Erano dieci anni che una stella Michelin non si vedeva a Prato, e ora, grazie a Il Paca e all’intraprendenza di un gruppo di giovanissimi, ha fatto ritorno nella cittadina Toscana.
Sono talentuosi, determinati e tutti under 35 i ragazzi del Paca, il ristorantino nella città di Prato che si è conquistato proprio recentemente l’ambitissima stella Michelin.
Guidati da una storica amicizia e dall’obiettivo comune di migliorare e migliorarsi costantemente, nel 2019, Niccolò Palumbo e Lorenzo Catucci, poco più che trentenni e dopo aver aperto insieme un ristorante a Radda in Chianti, hanno deciso di dare vita ad un ambizioso progetto.
Si tratta del Paca (Pa come Palumbo e Ca come Catucci), un ristorante a cinque minuti a piedi dal duecentesco castello dell’Imperatore, appartenuto al nipote di Federico Barbarossa, situato dentro gli ambienti di quella che è stata, per Prato, un’istituzione negli anni ’80: il ristorante di Osvaldo Baroncelli, chef eclettico e grande pioniere di una cucina moderna per l’epoca.
Il progetto
La loro idea vincente è stata quella di mantenere una continuità con il locale storico, con lo stile classico, di una eleganza essenziale, senza orpelli e perseverando nell’esposizione di opere d’arte locali nelle tre sale del ristorante, ma dando vita a una cucina, invece ,di sostanza, dall’estetica contemporanea e raffinata, innestata su solide competenze tecniche, con materie prime ricercate con grande accuratezza.
Massima importanza conferita anche alla sostenibilità sia nella limitazione degli sprechi in cucina, che nella scelta degli ingredienti. Come per i micro-vegetali in acquaponica di The Circle prodotti in tandem con l’allevamento di pesci, senza generare scarti; o i legumi e i cereali de I Seminanti, azienda a filiera biologica.
Degne di nota anche la carta dei vini, che si evolve attraverso un accurato e minuzioso lavoro di ricerca di produttori e aziende portato avanti con grande competenza e attitudine alla scoperta da Catucci, e certamente la pasticceria, curata nei minimi dettagli da Gabriele Palumbo, fratello venticinquenne di Niccolò, giovanissimo, ma già con due esperienze importanti alle spalle come Villa Crespi e il Caino di Valeria Piccini a Montemerano (GR).
La nostra intervista
Dieci anni dopo, riportare la stella Michelin a Prato, che cosa significa per voi?

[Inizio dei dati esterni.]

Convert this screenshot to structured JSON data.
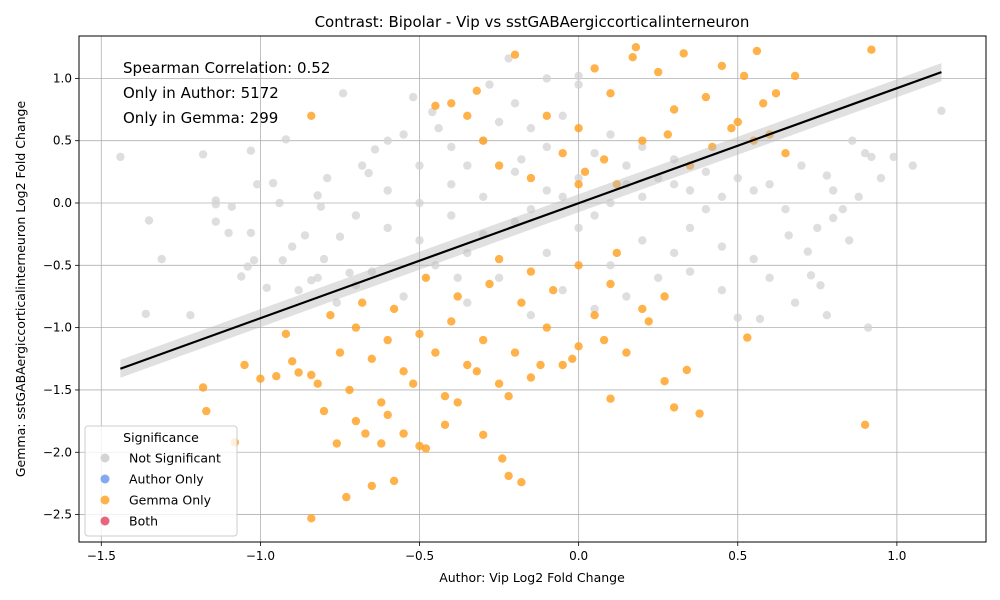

Il raggiungimento della Stella è stato per noi un grande traguardo a livello personale ma che al contempo ha acceso un faro sull’intera ristorazione cittadina. Probabilmente anche per questo è stata motivo di orgoglio da parte dell’intera cittadinanza che ha reagito con affetto.
Cosa ne pensate della ristorazione di Prato, patisce un pò la vicinanza con Firenze?
Il patrimonio artistico e architettonico di Firenze sicuramente può mettere in ombra quello di Prato, e aggiungeremmo di qualsiasi altra città, ma dal punto di vista gastronomico la città vive ora un periodo di continuo fermento con tante novità e voglia di fare.
Paca, Palumbo e Catucci, da quanto vi conoscete? Come è nata l’amicizia, anche lavorativa?
Ci conosciamo dal 2015 grazie ad un’amicizia in comune che ci ha portato a condividere la prima esperienza lavorativa insieme, dalla quale è nata un’intesa che è sfociata nella creazione e l’apertura del ristorante Paca.
Niccolò. tra le varie esperienze, anche da chef stellati, chi ti ha dato di più? Chi dei maestri ha lasciato più il segno? E per Lorenzo?
Per entrambi, ogni singola esperienza ha contribuito a formarci come persone e come professionisti aiutandoci a capire quello che avremmo o viceversa non avremmo voluto portare all’interno della nostra attività.
Niccolò, Come definiresti la tua cucina per chi non è stato da te?
Legata al territorio come ingredienti e contaminata da tecniche provenienti da tutto il mondo.
Parlateci di voi due: tre pregi e tre difetti? E come si compenetrano tra voi?
È difficile fare una lista di pregi e difetti di entrambi, ma quello che ci contraddistingue è che, anche quando ci sono visioni opposte, o diverse, riusciamo a trovare un punto in comune che molto spesso ci porta a fare la cosa giusta.
Un’altra domanda per tutti e due: Quale sarà il futuro della cucina? E che importanza pensi avranno gli stellati?
Il futuro della ristorazione in questo momento è abbastanza incerto per problematiche ben note (mancanza di personale, costi fissi alle stelle ecc.) e in questo senso gli stellati grazie alla loro risonanza dovrebbero farsi portavoce del grande cambiamento che per forza di cose deve subire il nostro settore.